Et quand on pousse cette adéquation jusqu'aux exigences d'un
ordre universel, ces exigences ne font que renforcer cette conclusion.
La politique ne peut pas donc se
dissocier de la culture, sous peine de perdre à la fois sa fonction nationale
et sa dimension universelle.
Napoléon, à Moscou, c'est-à-dire dans les moments les plus
tragiques de sa vie, ne se penchait pas seulement sur les cartes d'état-major
mais aussi sur le code civil à achever et même sur le problème de l'éclairage
de la ville de Paris.
Un tel problème peut-il se concevoir dans la fonction et la
dimension d'une politique coupée de la culture ?
Faire de la politique, c'est donc,
en un sens, modifier le cadre culturel dans le sens favorable au développement
harmonieux du génie d'une nation. Faire de la politique, a alors pour synonyme
faire de la culture.
Donc, quand on crée un square à Alger ou au Caire,
c'est-à-dire quand on modifie le cadre culturel dans n'importe quel pays du
tiers-monde. On fait un acte hautement politique.
Mais, en même temps, ces conclusions montrent, - compte tenu
des observations quotidiennes que chacun peut faire dans la rue - dans quels
termes se présente le problème de la politique dans un pays du tiers monde où
notre expérience nous révèle l'action simultanée de facteurs de trois
ordres : ceux de la culture, ceux d'une certaine inculture à éliminer et
ceux d'une anti-culture à l'égard de laquelle on doit être dans un état de
constante vigilance.
La relation de la politique avec la culture passe
nécessairement par cette trilogie. Quand on pense culture dans un pays du
tiers-monde, on doit penser aussitôt à son contexte sociologique où les forces
inconscientes de l'inculture et les forces conscientes de l'anti-culture
agissent
Simultanément.
Par ailleurs, les termes eux-mêmes doivent être étendus à de
nouvelles acceptions, car chacun sait que lorsqu'on construit une école, on
fait quelque chose pour la culture et pour l'élimination de l'inculture.
Mais, sous l'angle politique, le problème de la culture est
plus complexe.
Si même l'école demeure - et c'est à voir- le moyen
essentiel de faire la culture et, finalement pour donner à une politique sa
dimension nationale et universelle, ce moyen est insuffisant.
pour s'en convaincre, il suffirait de récapituler les noms
de ceux qui ont animé la foire électorale en Algérie depuis trente ans.
En général, c'étaient des produits de l'école, qu'on les
nomme intellectuels ou intellectomanes, peu importe.
Le problème de l'école doit être
repensé.
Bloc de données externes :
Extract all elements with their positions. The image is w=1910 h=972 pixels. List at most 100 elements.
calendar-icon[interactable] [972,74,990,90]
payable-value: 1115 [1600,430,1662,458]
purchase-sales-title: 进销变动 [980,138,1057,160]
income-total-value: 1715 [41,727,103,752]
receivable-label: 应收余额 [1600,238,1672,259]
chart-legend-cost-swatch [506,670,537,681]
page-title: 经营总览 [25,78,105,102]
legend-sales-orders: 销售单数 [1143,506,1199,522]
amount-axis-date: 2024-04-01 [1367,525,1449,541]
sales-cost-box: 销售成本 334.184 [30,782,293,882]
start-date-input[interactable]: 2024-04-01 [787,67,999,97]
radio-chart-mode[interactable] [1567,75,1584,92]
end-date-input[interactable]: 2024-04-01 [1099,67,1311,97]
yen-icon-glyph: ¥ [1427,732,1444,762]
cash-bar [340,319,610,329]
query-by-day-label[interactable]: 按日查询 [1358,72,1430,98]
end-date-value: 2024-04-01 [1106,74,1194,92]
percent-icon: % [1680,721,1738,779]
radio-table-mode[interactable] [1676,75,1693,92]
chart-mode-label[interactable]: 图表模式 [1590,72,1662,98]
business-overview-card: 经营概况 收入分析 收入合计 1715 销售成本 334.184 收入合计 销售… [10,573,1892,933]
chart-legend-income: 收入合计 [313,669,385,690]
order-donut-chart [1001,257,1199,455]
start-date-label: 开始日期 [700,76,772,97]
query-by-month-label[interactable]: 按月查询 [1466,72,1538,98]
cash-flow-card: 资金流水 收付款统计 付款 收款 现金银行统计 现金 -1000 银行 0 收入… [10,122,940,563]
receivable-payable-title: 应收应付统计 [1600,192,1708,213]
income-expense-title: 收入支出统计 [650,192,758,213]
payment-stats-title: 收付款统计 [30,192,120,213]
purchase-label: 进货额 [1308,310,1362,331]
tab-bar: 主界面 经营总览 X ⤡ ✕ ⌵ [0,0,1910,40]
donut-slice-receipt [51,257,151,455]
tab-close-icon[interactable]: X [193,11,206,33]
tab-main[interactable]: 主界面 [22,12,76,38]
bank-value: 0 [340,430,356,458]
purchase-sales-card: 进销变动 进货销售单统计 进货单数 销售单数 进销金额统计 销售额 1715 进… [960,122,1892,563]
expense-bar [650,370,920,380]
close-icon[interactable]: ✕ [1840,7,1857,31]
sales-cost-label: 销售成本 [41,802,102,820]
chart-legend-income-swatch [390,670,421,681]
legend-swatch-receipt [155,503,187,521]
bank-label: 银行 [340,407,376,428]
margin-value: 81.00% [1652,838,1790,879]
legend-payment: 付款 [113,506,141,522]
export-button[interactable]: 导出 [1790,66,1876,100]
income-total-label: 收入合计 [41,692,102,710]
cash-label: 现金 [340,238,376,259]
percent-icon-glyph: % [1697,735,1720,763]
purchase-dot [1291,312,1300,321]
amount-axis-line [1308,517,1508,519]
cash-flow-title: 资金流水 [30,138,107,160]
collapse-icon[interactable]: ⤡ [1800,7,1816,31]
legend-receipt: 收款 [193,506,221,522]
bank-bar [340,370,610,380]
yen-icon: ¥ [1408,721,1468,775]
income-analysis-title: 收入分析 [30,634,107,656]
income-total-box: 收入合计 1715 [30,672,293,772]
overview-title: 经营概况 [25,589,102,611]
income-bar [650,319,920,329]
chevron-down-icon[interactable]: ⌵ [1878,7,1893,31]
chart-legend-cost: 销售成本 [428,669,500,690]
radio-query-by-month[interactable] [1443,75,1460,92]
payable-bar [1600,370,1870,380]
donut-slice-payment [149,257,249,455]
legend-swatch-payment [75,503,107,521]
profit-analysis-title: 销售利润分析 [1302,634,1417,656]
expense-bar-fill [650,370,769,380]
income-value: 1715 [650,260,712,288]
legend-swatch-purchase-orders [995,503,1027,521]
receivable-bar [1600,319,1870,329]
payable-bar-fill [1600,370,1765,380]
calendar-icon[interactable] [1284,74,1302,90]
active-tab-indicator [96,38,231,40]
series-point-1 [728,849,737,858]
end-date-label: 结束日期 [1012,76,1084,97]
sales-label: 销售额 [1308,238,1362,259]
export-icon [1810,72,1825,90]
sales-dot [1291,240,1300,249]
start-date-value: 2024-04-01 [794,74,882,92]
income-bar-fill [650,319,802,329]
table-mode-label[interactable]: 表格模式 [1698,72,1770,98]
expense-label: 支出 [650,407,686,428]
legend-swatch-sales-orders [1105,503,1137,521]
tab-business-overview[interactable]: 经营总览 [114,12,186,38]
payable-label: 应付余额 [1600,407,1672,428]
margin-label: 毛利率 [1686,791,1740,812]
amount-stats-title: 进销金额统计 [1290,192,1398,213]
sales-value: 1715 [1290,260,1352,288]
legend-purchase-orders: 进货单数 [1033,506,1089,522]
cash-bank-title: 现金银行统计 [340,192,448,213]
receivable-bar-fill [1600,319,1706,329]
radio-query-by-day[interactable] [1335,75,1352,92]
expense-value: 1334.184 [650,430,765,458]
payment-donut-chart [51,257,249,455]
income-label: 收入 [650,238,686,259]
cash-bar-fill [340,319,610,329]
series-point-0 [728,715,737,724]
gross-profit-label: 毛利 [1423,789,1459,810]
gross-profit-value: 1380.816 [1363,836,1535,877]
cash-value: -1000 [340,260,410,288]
Il ne doit pas être posé en termes d'équipements. L'école, ce n'est
pas seulement le lieu où il y a des bancs, des écritoires et un tableau sur
lequel on écrit l'alphabet ou des équations : c'est le temple où une conscience
reçoit la révélation des valeurs qui constituent le patrimoine humain.
La promenade de Socrate avec ses disciples était une école
où la Grèce préparait son message à l'Antiquité.
Gandhi, silencieux pendant des heures et autour de lui une
foule rouette de centaines de milliers de personnes, c'était l'école qui
communiquait à la conscience du
XX• siècle le message de Satyagraha.
Mohammed assis parmi ses compagnons,
c'était l'école qui communiquait au monde le message d'une civilisation.
C'est dans la mesure où l'école retrouve sa signification
originelle qu'elle joue son rôle culturel et par conséquent son rôle politique.
Car la politique retrouve alors sa dimension nationale et universelle grâce à
l'ouverture que lui donne la culture sur les valeurs que l'esprit humain a
conquises à travers les millénaires.
Et l'action de l'Etat, après s'être identifiée avec celle de
l'individu. S’identifiera alors avec l'action même de l'humanité.